Le destin de British & Sportscars est, depuis, entre les mains de Stéphane Meeremans. Guidé par son admiration et son affection pour Gérard Dulait, il développe l’entreprise comme avait commencé à le faire ce dernier, lui qui avait déjà « élargi le spectre » en ne se limitant plus strictement aux voitures anglaises… ou sportives.

Le négoce de voitures précieuses étant une affaire de réseau, Stéphane Meeremans a aussi renforcé la dimension internationale de British & Sportscars, en nouant des liens avec des homologues étrangers et en ouvrant ses propres représentations dans des villes stratégiques. Si bien qu’aujourd’hui, la moitié des voitures vendues par l’entreprise quitte la Belgique pour d’autres pays d’Europe, et même au-delà du Vieux Continent.

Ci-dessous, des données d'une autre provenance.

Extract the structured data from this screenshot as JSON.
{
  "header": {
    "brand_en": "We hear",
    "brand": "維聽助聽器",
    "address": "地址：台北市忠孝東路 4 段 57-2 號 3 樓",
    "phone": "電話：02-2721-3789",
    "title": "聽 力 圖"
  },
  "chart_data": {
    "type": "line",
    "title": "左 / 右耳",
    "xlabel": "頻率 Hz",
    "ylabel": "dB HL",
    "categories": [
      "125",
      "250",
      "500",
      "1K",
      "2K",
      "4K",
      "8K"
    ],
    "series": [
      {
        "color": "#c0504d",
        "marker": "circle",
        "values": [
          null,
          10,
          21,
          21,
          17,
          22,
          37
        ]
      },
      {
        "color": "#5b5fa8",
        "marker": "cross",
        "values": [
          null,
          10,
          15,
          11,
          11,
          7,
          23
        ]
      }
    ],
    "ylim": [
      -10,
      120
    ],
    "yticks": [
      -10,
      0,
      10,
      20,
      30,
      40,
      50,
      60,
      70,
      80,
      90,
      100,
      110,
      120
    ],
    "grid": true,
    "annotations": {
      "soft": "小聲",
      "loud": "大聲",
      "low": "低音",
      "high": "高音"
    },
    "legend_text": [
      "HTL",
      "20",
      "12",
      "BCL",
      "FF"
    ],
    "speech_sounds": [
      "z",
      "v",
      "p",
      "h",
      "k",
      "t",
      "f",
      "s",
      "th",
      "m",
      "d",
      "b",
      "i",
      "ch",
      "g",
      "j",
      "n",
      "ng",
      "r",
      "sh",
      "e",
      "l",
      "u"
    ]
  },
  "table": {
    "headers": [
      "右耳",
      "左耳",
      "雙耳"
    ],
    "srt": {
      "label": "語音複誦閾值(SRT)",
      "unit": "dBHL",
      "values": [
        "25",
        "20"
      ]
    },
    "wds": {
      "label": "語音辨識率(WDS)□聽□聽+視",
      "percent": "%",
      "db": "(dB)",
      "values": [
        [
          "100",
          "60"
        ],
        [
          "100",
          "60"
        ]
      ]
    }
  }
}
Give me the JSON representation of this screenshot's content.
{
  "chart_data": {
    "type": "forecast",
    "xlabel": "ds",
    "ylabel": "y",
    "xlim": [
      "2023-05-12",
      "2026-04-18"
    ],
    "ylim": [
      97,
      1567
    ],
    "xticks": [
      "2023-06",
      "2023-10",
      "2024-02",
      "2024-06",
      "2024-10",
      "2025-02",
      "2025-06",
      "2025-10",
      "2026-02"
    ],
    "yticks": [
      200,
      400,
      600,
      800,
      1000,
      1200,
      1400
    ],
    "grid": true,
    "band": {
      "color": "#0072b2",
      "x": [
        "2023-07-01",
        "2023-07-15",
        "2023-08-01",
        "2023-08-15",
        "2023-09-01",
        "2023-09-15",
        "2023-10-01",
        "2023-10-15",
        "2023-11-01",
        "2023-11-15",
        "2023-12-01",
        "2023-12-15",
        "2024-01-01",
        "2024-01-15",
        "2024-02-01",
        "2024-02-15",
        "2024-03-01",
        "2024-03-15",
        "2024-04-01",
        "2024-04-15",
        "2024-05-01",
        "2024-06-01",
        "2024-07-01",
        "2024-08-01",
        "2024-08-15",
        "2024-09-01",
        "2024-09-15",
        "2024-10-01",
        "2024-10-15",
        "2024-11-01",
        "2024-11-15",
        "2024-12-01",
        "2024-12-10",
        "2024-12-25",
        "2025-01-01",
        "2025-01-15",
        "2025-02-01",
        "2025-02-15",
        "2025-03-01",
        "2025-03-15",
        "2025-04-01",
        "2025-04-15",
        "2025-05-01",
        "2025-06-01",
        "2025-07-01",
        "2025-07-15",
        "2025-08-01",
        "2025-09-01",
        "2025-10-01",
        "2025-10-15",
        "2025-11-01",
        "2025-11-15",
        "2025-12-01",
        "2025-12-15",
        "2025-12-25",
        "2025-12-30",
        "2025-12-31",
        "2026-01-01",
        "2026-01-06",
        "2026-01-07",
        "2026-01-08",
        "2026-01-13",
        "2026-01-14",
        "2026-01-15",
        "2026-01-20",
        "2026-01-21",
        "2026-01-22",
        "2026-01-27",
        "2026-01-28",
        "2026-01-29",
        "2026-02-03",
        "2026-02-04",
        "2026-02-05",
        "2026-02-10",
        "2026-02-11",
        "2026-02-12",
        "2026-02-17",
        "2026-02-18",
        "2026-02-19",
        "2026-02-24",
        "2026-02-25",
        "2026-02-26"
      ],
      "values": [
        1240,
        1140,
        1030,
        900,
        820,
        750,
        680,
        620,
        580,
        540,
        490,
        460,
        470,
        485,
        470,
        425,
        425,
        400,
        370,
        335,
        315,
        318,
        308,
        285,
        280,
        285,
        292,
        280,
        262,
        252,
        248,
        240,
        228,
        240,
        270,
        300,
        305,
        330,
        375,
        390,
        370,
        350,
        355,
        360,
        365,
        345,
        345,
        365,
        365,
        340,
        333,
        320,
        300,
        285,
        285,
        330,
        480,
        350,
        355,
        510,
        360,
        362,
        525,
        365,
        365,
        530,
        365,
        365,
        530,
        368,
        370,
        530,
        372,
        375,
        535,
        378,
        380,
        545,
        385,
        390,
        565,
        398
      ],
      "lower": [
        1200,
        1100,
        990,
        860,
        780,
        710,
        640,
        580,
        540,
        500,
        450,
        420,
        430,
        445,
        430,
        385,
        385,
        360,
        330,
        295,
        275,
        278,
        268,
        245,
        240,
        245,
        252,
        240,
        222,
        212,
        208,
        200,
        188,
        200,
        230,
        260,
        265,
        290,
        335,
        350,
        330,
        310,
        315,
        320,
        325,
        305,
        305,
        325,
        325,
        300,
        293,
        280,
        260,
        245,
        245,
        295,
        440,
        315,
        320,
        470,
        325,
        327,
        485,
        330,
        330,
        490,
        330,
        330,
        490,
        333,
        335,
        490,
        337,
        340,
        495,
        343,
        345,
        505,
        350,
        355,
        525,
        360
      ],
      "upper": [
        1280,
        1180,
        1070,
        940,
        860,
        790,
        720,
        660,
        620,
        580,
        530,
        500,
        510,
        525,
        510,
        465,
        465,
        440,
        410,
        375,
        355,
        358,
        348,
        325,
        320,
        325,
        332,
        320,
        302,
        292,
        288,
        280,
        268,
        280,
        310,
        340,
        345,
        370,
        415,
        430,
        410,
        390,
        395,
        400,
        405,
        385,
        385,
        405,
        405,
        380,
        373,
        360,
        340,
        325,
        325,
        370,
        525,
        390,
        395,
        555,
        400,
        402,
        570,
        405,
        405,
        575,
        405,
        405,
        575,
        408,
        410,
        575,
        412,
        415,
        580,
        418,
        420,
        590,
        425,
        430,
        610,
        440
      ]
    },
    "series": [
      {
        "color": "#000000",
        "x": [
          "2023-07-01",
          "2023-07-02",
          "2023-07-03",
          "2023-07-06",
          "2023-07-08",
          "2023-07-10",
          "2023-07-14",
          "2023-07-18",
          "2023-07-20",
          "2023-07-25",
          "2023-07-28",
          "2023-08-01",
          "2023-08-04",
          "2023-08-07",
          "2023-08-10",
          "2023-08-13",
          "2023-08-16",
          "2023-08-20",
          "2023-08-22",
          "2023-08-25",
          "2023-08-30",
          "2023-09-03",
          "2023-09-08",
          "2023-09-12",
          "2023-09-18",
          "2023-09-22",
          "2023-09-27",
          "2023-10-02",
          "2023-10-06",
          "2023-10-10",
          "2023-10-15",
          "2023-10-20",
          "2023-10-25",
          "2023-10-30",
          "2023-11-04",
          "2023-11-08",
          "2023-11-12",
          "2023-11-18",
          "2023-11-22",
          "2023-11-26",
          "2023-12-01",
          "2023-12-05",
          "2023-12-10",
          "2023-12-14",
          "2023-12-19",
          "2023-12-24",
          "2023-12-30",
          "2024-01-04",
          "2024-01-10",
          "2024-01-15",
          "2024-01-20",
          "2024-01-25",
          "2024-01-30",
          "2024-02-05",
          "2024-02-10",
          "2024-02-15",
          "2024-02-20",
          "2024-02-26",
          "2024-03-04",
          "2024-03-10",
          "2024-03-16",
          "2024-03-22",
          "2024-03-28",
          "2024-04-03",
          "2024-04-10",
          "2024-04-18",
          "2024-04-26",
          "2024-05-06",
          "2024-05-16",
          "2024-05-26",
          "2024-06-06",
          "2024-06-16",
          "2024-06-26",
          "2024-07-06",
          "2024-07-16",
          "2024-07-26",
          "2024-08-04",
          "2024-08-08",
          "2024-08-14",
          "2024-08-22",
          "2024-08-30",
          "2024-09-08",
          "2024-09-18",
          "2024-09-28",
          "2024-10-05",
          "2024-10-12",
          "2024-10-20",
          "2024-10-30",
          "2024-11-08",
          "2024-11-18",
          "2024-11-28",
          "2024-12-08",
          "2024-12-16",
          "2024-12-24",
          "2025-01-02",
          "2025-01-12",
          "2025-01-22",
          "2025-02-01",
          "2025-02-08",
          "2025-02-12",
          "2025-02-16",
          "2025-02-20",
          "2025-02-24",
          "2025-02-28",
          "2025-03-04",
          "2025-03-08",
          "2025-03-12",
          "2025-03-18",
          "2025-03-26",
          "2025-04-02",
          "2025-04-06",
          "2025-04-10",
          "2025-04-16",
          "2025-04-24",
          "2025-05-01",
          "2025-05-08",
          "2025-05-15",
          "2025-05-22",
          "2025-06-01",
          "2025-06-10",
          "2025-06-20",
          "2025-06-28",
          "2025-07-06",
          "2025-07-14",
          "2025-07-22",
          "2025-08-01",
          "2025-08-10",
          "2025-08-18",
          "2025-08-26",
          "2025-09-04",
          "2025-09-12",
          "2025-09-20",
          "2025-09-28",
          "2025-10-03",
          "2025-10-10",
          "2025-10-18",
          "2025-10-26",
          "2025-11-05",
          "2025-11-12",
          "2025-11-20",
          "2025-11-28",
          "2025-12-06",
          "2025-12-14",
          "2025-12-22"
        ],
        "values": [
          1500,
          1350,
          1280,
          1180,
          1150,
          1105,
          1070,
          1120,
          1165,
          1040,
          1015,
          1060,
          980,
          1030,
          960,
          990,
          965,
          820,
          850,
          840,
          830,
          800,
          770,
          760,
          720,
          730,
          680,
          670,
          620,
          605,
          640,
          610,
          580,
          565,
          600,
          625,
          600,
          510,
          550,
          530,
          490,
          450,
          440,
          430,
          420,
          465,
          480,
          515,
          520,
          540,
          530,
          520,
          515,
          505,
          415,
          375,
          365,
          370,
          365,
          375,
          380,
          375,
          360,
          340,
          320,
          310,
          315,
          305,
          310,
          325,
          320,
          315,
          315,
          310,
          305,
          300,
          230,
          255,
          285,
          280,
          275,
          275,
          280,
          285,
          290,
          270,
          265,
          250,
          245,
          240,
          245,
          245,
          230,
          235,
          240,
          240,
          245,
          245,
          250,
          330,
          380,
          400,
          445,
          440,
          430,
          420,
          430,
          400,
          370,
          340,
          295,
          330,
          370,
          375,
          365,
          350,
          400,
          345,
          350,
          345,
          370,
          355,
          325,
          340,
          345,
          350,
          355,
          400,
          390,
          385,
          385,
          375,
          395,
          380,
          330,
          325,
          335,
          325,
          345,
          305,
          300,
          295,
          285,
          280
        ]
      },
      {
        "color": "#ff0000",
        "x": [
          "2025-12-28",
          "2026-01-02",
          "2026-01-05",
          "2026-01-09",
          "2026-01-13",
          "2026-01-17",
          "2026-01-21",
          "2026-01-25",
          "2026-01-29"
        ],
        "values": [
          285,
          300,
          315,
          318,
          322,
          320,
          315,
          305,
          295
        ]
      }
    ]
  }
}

Mais le développement que nous retenons surtout est celui qui intègre le mieux la philosophie originelle de Gérard Dulait, basée sur la confiance mutuelle entre vendeur et acheteur. British & Sportscars se spécialise, en effet, aussi dans ce qu’on appelle la « vente privée ». Nous comparerons cela à la démarche de certaines marques de prestige qui, au moment de développer un modèle en édition ultra-limitée, choisissent à qui les proposer. L’idée est de dénicher des véhicules d’exception avant même qu’ils ne soient ouvertement proposés sur le marché, et de déjà trouver le client qui sera intéressé. C’est donc une vente dont la discrétion est aussi importante pour l’acheteur que pour le vendeur. Car outre le fait de ne pas exposer sa richesse, ce qui compte avant tout pour l’acheteur est de préserver la valeur d’une automobile. En effet, comme nous l’explique Stéphane Meeremans, le risque d’une dévaluation est possible à chaque fois qu’une voiture recherchée apparaît sur un site web ou dans une vente aux enchères. Un exemplaire de plus d’un modèle qu’on croyait plus rare ? Un marteau qui tombe un peu trop tôt ? C’est tout le marché d’un modèle donné qui en subit les conséquences ! En clair, le but de la « vente privée » n’est pas tant la discrétion souhaitée de certains clients mais surtout de respecter l’aura d’une voiture.

Comme un enfant

Pour clôturer cette rencontre avec l’équipe de British & Sportscars, nous sommes invités à faire un petit tour du propriétaire. Et on en prend plein les yeux dès l’ouverture de la porte ! Dans le hall principal, on découvre, suspendu au plafond, un ancien Fuga Magister, avion sur lequel étaient formés les pilotes de notre armée de l’air. Celui-ci avait été utilisé par la Patrouille de France pour ses shows aériens, et c’est peut-être l’objet le plus fou acquis par le chineur invétéré qu’était Gérard Dulait. L’avion semble être là pour protéger ce qu’il survole : à la louche, une quarantaine de voitures exceptionnelles. Le choix est, en effet, très diversifié. Outre les vénérables « british » anciennes, il y a de la supercar anglaise dernier cri, de l’icône italienne des années 80, de la française d’une marque éteinte, de l’américaine musclée, de l’allemande de légende… Comme un enfant dans une boutique de bonbons, on ne sait où regarder, avec émerveillement. Et ce n’est pourtant que le premier hangar… sur quatre. Dans un couloir, une Ford T, dans un autre hall, une collection de raretés franchement aussi exceptionnelles qu’inattendues. Comme cette Jeep « Woody » restomod des années 60, équipée d’un V8 moderne. Ou ce sublime fourgon Citroën HY, tout équipé de son étal en bois verni, prêt à reprendre du service dès demain sur n’importe quel marché.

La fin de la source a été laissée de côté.